When Tom and Roger, jersey clad, stepped on to the stage for the club-swinging act all the other performers were clustered in the wings, for it had roused their curiosity. Evidently Roger was to swing first for he stepped to the front while Tom beckoned to the janitor of the hall who came forward and attached electric light wires to a plug in the edge of the platform. Tom made a connection with wires that ran up under the back of Roger's jersey and down his sleeves and through holes bored into his clubs, and then he stepped forward to the front.
"While Roger Morton is swinging his clubs the lights of the hall will be turned off," he explained. "I mention it so that no one will be startled when they go out."
Out they went, and in a flash Roger's clubs, made of red and white striped cotton stretched over wire frames which covered electric light bulbs screwed to a sawed-off pair of clubs, were illuminated from within. The beauty of the movements as the clubs flashed here and there in simple or elaborate curves and whirls drew exclamations of enjoyment from the audience.

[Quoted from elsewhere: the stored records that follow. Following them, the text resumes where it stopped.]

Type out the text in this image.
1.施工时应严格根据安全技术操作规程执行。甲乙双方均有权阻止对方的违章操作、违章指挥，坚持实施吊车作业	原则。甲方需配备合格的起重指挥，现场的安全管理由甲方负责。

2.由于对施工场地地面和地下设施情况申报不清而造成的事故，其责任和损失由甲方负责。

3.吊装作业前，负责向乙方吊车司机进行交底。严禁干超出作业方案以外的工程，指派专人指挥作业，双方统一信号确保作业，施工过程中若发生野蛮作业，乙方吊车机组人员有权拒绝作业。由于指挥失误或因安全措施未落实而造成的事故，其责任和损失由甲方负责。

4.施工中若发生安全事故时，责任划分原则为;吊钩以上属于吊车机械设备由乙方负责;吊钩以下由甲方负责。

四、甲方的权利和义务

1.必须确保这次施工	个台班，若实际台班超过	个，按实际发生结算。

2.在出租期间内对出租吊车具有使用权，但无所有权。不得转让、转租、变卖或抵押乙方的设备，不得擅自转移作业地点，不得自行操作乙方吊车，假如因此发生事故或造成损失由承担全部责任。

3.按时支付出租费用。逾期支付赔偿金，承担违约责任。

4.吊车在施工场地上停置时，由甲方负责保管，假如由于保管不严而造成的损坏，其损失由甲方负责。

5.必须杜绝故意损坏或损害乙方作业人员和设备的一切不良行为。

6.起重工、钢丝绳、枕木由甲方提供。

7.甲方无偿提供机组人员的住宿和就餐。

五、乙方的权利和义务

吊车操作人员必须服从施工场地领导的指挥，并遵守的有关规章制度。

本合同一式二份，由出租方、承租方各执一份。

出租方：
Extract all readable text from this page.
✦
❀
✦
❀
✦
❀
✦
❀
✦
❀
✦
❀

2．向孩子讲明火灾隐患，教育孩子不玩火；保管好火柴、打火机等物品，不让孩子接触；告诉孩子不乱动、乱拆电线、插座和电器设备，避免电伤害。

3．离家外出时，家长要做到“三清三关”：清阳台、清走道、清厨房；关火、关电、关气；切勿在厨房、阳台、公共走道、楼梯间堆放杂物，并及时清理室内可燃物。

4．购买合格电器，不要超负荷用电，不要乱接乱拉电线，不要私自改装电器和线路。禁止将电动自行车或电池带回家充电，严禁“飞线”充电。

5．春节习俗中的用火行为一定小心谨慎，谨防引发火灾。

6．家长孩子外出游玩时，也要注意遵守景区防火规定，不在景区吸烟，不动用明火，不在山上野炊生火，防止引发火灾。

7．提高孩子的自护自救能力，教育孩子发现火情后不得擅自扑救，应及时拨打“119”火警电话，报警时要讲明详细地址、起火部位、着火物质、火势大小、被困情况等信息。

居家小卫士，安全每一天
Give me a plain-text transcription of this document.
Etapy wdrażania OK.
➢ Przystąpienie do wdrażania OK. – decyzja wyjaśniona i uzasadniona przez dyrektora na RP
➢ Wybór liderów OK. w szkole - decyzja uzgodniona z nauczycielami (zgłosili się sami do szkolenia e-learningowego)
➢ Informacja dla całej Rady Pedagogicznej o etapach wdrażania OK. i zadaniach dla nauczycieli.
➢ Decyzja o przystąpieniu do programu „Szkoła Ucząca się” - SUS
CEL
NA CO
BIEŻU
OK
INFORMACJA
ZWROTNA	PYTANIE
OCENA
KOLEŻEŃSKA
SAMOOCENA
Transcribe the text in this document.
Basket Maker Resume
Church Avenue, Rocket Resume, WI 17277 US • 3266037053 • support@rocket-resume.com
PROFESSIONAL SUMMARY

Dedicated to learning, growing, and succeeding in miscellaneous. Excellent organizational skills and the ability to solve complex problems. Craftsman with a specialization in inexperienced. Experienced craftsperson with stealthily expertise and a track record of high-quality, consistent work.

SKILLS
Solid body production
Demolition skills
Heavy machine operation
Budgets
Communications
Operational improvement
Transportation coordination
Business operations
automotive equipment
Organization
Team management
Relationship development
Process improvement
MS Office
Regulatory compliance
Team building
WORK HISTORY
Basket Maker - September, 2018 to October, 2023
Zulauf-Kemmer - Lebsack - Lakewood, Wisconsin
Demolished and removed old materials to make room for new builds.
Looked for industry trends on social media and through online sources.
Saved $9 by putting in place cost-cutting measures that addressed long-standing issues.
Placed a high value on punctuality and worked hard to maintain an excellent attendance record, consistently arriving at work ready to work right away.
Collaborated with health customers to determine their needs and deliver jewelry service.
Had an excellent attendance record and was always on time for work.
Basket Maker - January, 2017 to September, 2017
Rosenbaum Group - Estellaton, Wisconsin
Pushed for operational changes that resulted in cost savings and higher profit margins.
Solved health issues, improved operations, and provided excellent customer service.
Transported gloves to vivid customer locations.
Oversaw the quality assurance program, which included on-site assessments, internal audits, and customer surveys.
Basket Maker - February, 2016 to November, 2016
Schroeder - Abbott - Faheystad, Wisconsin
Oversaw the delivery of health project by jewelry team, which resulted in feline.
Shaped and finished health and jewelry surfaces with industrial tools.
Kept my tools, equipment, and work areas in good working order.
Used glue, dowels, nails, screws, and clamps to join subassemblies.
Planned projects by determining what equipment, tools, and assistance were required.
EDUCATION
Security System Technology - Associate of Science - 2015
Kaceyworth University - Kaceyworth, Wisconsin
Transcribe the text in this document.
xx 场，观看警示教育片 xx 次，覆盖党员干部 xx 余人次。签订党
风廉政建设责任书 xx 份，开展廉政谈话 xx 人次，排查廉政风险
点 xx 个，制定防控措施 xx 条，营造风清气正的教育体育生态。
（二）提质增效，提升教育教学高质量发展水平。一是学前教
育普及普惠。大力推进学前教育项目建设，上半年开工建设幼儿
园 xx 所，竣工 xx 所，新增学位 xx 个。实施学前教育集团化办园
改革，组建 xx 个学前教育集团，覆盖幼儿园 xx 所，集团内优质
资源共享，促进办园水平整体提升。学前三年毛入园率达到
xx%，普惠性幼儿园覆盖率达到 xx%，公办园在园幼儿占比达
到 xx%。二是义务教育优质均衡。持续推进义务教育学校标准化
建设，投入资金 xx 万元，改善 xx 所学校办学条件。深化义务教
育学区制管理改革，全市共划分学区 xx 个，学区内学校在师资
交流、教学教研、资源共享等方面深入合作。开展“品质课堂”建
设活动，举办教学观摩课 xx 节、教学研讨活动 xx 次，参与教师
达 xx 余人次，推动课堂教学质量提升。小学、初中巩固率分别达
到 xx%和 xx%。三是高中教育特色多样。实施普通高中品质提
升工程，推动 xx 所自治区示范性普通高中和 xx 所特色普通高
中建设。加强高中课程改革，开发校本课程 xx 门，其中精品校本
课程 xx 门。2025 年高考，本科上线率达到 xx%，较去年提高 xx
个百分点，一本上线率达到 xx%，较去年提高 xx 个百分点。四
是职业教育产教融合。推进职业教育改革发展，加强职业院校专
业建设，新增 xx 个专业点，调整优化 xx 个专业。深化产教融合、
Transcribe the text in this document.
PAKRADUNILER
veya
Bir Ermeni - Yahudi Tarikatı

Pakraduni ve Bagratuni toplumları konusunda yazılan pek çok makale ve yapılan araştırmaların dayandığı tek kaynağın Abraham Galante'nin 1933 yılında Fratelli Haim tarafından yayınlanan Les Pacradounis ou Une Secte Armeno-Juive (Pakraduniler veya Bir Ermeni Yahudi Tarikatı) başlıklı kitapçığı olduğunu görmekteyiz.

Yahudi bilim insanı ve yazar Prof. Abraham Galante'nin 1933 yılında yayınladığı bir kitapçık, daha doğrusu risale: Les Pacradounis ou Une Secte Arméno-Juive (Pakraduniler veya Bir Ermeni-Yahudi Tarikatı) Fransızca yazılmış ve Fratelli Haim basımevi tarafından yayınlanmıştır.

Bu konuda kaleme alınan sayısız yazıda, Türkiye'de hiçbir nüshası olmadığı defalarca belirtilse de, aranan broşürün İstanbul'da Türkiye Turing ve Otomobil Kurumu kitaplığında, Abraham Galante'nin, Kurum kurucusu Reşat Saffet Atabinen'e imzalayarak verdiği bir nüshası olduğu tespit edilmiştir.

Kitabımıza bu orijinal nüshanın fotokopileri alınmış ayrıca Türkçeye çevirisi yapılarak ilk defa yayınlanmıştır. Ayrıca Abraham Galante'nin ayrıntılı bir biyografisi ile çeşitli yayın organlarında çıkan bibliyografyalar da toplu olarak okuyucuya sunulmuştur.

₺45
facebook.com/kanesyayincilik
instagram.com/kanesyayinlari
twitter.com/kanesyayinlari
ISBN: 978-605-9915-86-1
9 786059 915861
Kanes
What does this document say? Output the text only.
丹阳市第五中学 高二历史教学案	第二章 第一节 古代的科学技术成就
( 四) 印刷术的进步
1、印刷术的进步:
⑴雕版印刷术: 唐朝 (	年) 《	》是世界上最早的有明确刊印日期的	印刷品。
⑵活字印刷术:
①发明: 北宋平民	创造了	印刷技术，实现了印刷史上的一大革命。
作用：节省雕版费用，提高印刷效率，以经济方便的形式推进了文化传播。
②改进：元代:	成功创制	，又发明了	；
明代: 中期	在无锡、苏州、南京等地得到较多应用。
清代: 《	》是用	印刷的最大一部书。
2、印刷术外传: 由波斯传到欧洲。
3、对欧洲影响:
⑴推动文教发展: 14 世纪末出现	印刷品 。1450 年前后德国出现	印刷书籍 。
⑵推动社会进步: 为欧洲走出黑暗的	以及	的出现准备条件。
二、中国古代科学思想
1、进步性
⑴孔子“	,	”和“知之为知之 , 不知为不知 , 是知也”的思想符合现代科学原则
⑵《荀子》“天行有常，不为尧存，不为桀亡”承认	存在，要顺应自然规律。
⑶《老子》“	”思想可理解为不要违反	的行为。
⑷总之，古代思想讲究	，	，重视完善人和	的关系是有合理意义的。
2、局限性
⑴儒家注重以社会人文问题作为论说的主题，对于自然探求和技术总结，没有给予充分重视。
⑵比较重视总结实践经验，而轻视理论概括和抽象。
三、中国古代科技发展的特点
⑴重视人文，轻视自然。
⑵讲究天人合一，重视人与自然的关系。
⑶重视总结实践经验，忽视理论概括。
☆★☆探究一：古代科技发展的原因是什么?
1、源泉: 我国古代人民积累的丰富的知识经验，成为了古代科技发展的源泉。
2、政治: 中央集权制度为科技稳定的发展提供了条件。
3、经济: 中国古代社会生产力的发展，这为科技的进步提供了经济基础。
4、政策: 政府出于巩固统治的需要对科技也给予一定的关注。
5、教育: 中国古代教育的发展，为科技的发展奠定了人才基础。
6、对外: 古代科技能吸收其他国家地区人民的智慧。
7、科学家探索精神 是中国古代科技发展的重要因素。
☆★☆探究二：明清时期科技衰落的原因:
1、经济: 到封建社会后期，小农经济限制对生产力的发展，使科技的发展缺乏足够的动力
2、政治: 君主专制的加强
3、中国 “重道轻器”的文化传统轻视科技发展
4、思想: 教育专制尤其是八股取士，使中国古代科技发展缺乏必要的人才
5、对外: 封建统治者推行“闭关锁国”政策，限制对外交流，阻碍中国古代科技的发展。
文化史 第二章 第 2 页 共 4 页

"That's one of the prettiest stunts I ever saw," exclaimed Doctor Hancock, and Doctor Watkins led the vigorous applause that begged Roger to go on. True to his agreement with Helen, however, Roger stepped aside as soon as he was freed from his apparatus and the lights were turned on once more in the hall, and prepared to help Tom.
It was clear that Tom, too, was not going to do ordinary club-swinging. He took up his position in the centre of the stage and Roger brought forward a box which he deposited beside him. The actors behind the scenes craned their heads forward until they were visible to the audience, so eager were they to see what the box contained.
"My friend, Tom Watkins," said Roger gravely, "is something of a naturalist. In the course of his travels and studies he has come across a curious animal whose chief characteristic is what I may be permitted to call its adhesive power. So closely does it cling to anything to which it attaches itself that it can be detached only with great difficulty. So marked is this peculiarity of the Canis Taurus—"
A peculiar grunt of amusement from certain high school members of the audience interrupted Roger's oration. "Canis, dog; taurus, bull," they whispered.
"—of the Canis Taurus," he went on, "that Watkins has been able to train two of his specimens to do the very remarkable act that you are about to see."